James Brown Morrison (1846–1928) was an American soldier, politician, sheriff, and farmer, who served in the American Civil War and also played a role as a Red Shirt during the Reconstruction Era in Charleston, South Carolina, supporting Wade Hampton III as an anti-carpetbagger candidate for governor in the 1876 election.

== Early life and family ==
James Brown Morrison Sr. was born to Richard Morrison II and Elizabeth Ann Venning. He joined the civil war in his early teenage years, and fought with the Army of Tennessee. He married his wife, Eliza Hibben Leland in 1870; they had seven children. His wife was a granddaughter of Rev. Aaron Leland, a great granddaughter of James Hibben, and a distant descendant of John Leland. Morrison was a fourth great-grandson of John Erskine, Earl of Mar (1675–1732), who was a leader of the Jacobite rising of 1715. He was also a 3rd great-grandson of Daniel Legare, a representative to the South Carolina Provincial Congress.

== Military Service ==
=== Civil War ===
At around 18 years old, Morrison joined the 19th South Carolina Infantry Regiment and went with them to join the Army of Tennessee, gathering in the Deep South. He served with them throughout the war seeing many battles including the Siege of Atlanta, the Battle of Nashville, and the Battle of Bentonville. He surrendered with his unit when the rest of his army surrendered at Bennett Place.
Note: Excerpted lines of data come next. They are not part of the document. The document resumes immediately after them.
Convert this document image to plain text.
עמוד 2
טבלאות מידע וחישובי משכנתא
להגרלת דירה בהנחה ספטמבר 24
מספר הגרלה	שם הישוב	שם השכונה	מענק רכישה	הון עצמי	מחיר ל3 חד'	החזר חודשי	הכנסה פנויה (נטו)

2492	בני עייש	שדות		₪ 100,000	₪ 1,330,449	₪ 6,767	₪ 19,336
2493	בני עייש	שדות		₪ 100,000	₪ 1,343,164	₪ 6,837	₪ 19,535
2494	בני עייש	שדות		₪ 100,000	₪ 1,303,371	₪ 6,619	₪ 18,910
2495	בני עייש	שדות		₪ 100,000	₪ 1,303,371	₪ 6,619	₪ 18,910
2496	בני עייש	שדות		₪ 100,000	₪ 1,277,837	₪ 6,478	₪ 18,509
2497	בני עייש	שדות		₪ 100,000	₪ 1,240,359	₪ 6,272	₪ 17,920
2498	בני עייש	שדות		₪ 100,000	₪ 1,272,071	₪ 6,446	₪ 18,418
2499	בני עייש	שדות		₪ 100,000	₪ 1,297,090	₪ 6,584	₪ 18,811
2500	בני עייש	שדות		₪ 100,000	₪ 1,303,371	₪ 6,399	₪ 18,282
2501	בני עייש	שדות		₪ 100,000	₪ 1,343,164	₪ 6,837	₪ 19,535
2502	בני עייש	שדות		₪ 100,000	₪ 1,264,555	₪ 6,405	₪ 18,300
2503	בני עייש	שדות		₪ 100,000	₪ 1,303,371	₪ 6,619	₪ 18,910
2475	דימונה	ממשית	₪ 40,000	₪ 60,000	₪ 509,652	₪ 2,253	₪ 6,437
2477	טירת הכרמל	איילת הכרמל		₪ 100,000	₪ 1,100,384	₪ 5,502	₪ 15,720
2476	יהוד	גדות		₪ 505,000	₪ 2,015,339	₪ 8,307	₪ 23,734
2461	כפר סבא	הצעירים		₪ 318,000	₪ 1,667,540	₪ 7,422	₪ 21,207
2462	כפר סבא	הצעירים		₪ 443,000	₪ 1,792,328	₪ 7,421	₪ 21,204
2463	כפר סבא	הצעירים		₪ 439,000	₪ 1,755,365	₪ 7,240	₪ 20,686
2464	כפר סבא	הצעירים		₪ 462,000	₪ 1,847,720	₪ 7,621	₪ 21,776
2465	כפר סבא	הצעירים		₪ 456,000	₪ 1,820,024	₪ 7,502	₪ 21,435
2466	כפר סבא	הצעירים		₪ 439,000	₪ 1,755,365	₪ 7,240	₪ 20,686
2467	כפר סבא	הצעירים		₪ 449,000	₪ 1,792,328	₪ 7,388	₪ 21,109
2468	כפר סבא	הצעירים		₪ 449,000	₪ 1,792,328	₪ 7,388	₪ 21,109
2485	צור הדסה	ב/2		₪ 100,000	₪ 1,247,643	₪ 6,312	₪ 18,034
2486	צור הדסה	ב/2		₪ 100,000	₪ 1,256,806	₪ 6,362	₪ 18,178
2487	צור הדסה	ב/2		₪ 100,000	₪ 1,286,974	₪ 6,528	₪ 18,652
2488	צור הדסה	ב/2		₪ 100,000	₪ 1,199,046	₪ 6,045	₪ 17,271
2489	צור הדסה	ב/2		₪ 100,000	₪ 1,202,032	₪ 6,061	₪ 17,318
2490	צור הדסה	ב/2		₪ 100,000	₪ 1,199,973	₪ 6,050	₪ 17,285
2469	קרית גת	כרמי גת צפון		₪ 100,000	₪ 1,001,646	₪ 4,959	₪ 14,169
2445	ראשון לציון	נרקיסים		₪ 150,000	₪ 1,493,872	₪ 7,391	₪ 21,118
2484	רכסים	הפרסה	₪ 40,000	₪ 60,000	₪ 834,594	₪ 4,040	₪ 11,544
== Reconstruction Era and the Red Shirts ==
=== Election of 1876 ===

James Morrison circa. 1870, from family photo collection

Following the war, Morrison became active in local South Carolina politics during the Reconstruction era. He aligned himself with the Red Shirts, a paramilitary group that opposed the republican rule of the state as well as the African American vote. This group supported Wade Hampton III for governor in the election that year, a man who Morrison's father, Richard Morrison II, served under as an officer during the Civil War. Morrison and his constituents were a part of local rifle clubs that participated in voter intimidation campaigns and efforts to suppress political participation and drive out Federal occupying troops. This occurred in and around Charleston, South Carolina during the South Carolina civil disturbances of 1876. After the 1876 riots, and the election of Wade Hampton III, a republican would not be governor of South Carolina until 90 years later.

== Political Career ==
Morrison's political career included serving in the South Carolina House of Representatives for Berkeley County 1888-1889. After that he served as Sheriff of Berkeley County 1891-1905, resigning at the end with several years still left on his term. As sheriff, he exercised substantial influence over local law enforcement and elections, overseeing measures that reinforced the Democratic Parties dominance and maintained systems of voter suppression in accordance with the political norms of the post-Reconstruction era. He was also involved with court case Gibbes v. Morrison, 39 S.C. 369, 17 S.E. 803 (S.C. 1893). Morrison returned to the South Carolina House of Representatives representing Charleston County twice. Throughout his political career, he remained affiliated with the Democratic Party, which, during this period, was the primary vehicle for conservative political power in South Carolina. He also was the originator of the state highway and other bills. He also worked at the South Carolina Constitutional Convention in 1895. He ran in the 1922 United States House of Representatives elections in South Carolina but lost the primary.

== Later life ==
He lived in McClellanville for the majority of his later years. His last public office was that of first Intendent of McClellanville which was their version of a de-facto Mayor, he served that role 1926-1927. He died in 1928 at the age of 82.

== Legacy ==
Morrison appears in the South Carolina Legislative Manual (1919 edition), which records his public service — including his tenure as sheriff of Berkeley County, his service in the state House of Representatives for Berkeley (1888–1889) and Charleston (1915–1916), and his participation in the 1895 South Carolina constitutional convention. His daughter Susan married John T. Hills, a Supervisor of Roads in Charleston County, South Carolina.